The problem is that the consumption charges on my bill are dwarfed by fixed charges. 2/3 of the total bill is for flat fees that are charged regardless of what I use. What a huge deterrent to conserve. I can’t believe I’ve been shaving with cold water. What was the point?! Even if I could find a way to cut my hot water consumption in half, my total bill would only go down by 14% because most of it is a huge flat fee that I have to pay regardless of how careful I am when I wash dishes or take a showers.

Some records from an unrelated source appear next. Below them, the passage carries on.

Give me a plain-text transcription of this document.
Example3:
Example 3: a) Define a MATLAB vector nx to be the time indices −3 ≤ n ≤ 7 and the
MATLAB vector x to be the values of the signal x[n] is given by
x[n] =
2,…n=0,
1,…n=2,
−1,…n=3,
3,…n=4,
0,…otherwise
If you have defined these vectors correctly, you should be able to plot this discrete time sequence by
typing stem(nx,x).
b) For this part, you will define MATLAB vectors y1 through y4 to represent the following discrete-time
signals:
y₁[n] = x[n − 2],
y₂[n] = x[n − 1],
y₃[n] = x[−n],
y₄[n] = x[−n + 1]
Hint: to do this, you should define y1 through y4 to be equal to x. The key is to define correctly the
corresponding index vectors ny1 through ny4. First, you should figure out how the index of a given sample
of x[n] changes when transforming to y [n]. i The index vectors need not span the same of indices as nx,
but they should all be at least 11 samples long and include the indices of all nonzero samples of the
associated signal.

At first I thought that the $25 “basic charge” was the fee that Enerpro was charging for monitoring and administering the bills, and was shocked. I know that smart meters are expensive, but they’re not that expensive. After reading through documents provided by the Southeast False Creek Neighbourhood Energy Utility it seems like that basic charge is being used to pay for the expensive infrastructure that provides our heating and hot water – the waste heat recovery from sewage and solar thermal panels on the roofs. That makes me feel a bit better about the extra charges, but we were told when we moved in that energy bills would likely be lower because of all the fancy environmental features, not more expensive.
Our BC Hydro bill for the past month was $19.88. Which brings my total energy bill to around $40/month. I wouldn’t call that low, and it doesn’t include any heating right now, but it is still small compared to my cellphone and internet bills.

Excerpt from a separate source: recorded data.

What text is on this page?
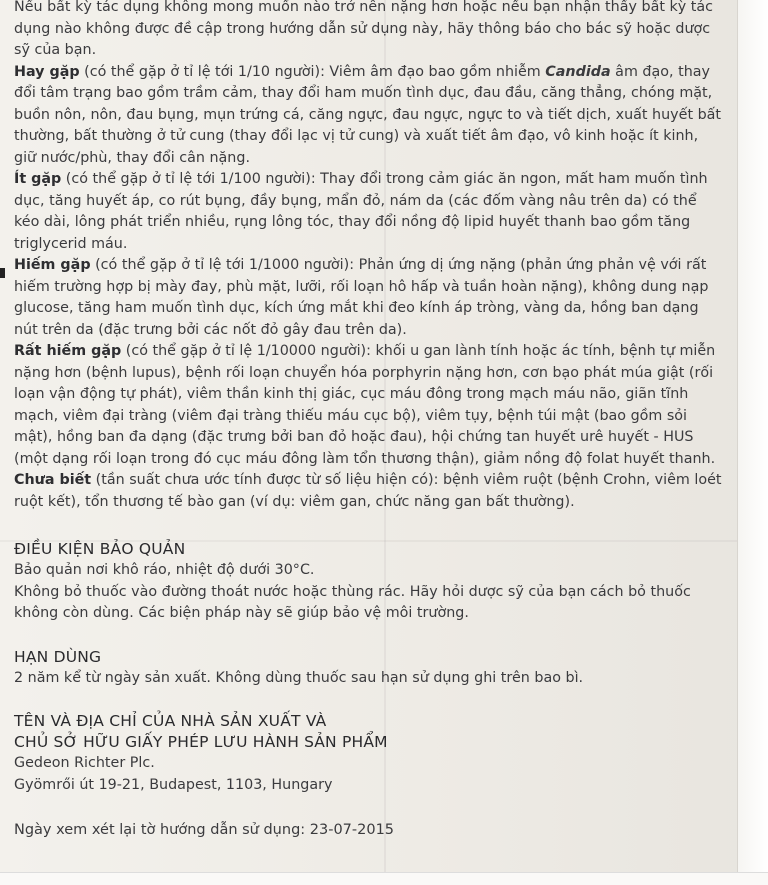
Nếu bất kỳ tác dụng không mong muốn nào trở nên nặng hơn hoặc nếu bạn nhận thấy bất kỳ tác dụng nào không được đề cập trong hướng dẫn sử dụng này, hãy thông báo cho bác sỹ hoặc dược sỹ của bạn.

Hay gặp (có thể gặp ở tỉ lệ tới 1/10 người): Viêm âm đạo bao gồm nhiễm Candida âm đạo, thay đổi tâm trạng bao gồm trầm cảm, thay đổi ham muốn tình dục, đau đầu, căng thẳng, chóng mặt, buồn nôn, nôn, đau bụng, mụn trứng cá, căng ngực, đau ngực, ngực to và tiết dịch, xuất huyết bất thường, bất thường ở tử cung (thay đổi lạc vị tử cung) và xuất tiết âm đạo, vô kinh hoặc ít kinh, giữ nước/phù, thay đổi cân nặng.

Ít gặp (có thể gặp ở tỉ lệ tới 1/100 người): Thay đổi trong cảm giác ăn ngon, mất ham muốn tình dục, tăng huyết áp, co rút bụng, đầy bụng, mẩn đỏ, nám da (các đốm vàng nâu trên da) có thể kéo dài, lông phát triển nhiều, rụng lông tóc, thay đổi nồng độ lipid huyết thanh bao gồm tăng triglycerid máu.

Hiếm gặp (có thể gặp ở tỉ lệ tới 1/1000 người): Phản ứng dị ứng nặng (phản ứng phản vệ với rất hiếm trường hợp bị mày đay, phù mặt, lưỡi, rối loạn hô hấp và tuần hoàn nặng), không dung nạp glucose, tăng ham muốn tình dục, kích ứng mắt khi đeo kính áp tròng, vàng da, hồng ban dạng nút trên da (đặc trưng bởi các nốt đỏ gây đau trên da).

Rất hiếm gặp (có thể gặp ở tỉ lệ 1/10000 người): khối u gan lành tính hoặc ác tính, bệnh tự miễn nặng hơn (bệnh lupus), bệnh rối loạn chuyển hóa porphyrin nặng hơn, cơn bạo phát múa giật (rối loạn vận động tự phát), viêm thần kinh thị giác, cục máu đông trong mạch máu não, giãn tĩnh mạch, viêm đại tràng (viêm đại tràng thiếu máu cục bộ), viêm tụy, bệnh túi mật (bao gồm sỏi mật), hồng ban đa dạng (đặc trưng bởi ban đỏ hoặc đau), hội chứng tan huyết urê huyết - HUS (một dạng rối loạn trong đó cục máu đông làm tổn thương thận), giảm nồng độ folat huyết thanh.

Chưa biết (tần suất chưa ước tính được từ số liệu hiện có): bệnh viêm ruột (bệnh Crohn, viêm loét ruột kết), tổn thương tế bào gan (ví dụ: viêm gan, chức năng gan bất thường).

ĐIỀU KIỆN BẢO QUẢN

Bảo quản nơi khô ráo, nhiệt độ dưới 30°C.

Không bỏ thuốc vào đường thoát nước hoặc thùng rác. Hãy hỏi dược sỹ của bạn cách bỏ thuốc không còn dùng. Các biện pháp này sẽ giúp bảo vệ môi trường.

HẠN DÙNG

2 năm kể từ ngày sản xuất. Không dùng thuốc sau hạn sử dụng ghi trên bao bì.

TÊN VÀ ĐỊA CHỈ CỦA NHÀ SẢN XUẤT VÀ
CHỦ SỞ HỮU GIẤY PHÉP LƯU HÀNH SẢN PHẨM

Gedeon Richter Plc.

Gyömrői út 19-21, Budapest, 1103, Hungary

Ngày xem xét lại tờ hướng dẫn sử dụng: 23-07-2015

Update #1: Since I wrote this, I received notice that “Enerpro Systems is currently working with COHO Management Services Society and the City of Vancouver and invoices are being held at this time.” We’ll see what that means.
Update #2: A working group has been setup to look at the metering and energy costs. In the meantime, we’ve been told that our bills for June-August will be waived, the fixed $12.50/month fee will be reduced to $9.50/month, HST would be removed from the cost, and cold water charges would be removed for 2 years. I’m glad they reduced the monthly fee and removed the HST. That reduces some of the fixed costs that were not tied to consumption. I’m actually disappointed by the decision to stop charging for cold water, even if it will save me money. I know billing for water is unheard of in Vancouver, but it was a minimal charge and encouraged people to conserve. I’ve updated the table above to show the new costs with the proposed changes. My new bill would be $30.84 (28% less then before), of which 60% would be a fixed cost.

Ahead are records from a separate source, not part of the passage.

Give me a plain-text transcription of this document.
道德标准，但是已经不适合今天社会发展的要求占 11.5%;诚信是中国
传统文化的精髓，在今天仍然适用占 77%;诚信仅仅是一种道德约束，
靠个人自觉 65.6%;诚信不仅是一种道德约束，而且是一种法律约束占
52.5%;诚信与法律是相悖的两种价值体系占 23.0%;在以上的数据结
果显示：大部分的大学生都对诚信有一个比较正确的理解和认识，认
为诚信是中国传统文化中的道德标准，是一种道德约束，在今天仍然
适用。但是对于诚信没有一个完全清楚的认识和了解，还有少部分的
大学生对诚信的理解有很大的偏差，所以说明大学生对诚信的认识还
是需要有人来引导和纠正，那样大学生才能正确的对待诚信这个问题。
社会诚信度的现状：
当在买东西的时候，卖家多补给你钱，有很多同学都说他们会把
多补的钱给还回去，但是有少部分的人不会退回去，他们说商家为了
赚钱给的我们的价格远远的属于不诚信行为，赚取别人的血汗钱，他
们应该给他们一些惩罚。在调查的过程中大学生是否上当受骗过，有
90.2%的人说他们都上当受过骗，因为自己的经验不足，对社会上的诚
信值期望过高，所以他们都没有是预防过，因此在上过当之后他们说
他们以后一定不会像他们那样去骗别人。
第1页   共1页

I can understand why the people who are on fixed incomes are concerned about these bills, but for someone like me (who is also paying for a cellphone, internet access, and cable tv) my energy costs are still tiny compared to my other utility costs. And if I had to choose between cable tv and hot water, I know which one I’d choose.
The Georgia Straight has been writing about complaints made about heating costs, especially in the net-zero building. I haven’t had to pay for heating yet, so I’m not sure how severe those costs will be, but from what I understand of the mechanics of the heat-recovery system used, the efficiency of the system would be dependent on the number of occupants flushing warm water down the drains. Last winter, the Olympic Village was barely occupied, which may (and I’m just speculating here) have lead to less efficient operation and more expensive charges. Regardless of the heating system’s efficiency, each occupied unit would have heat leaking to unoccupied neighbours, increasing the heat required and probably leading to the complains about it being cold. Also, the net-zero building is supposed to be recovering heat from the grocery store below, but isn’t open yet. I’m guessing that more people in the village will reduce heating costs this winter, and once the grocery store opens it will drop even further.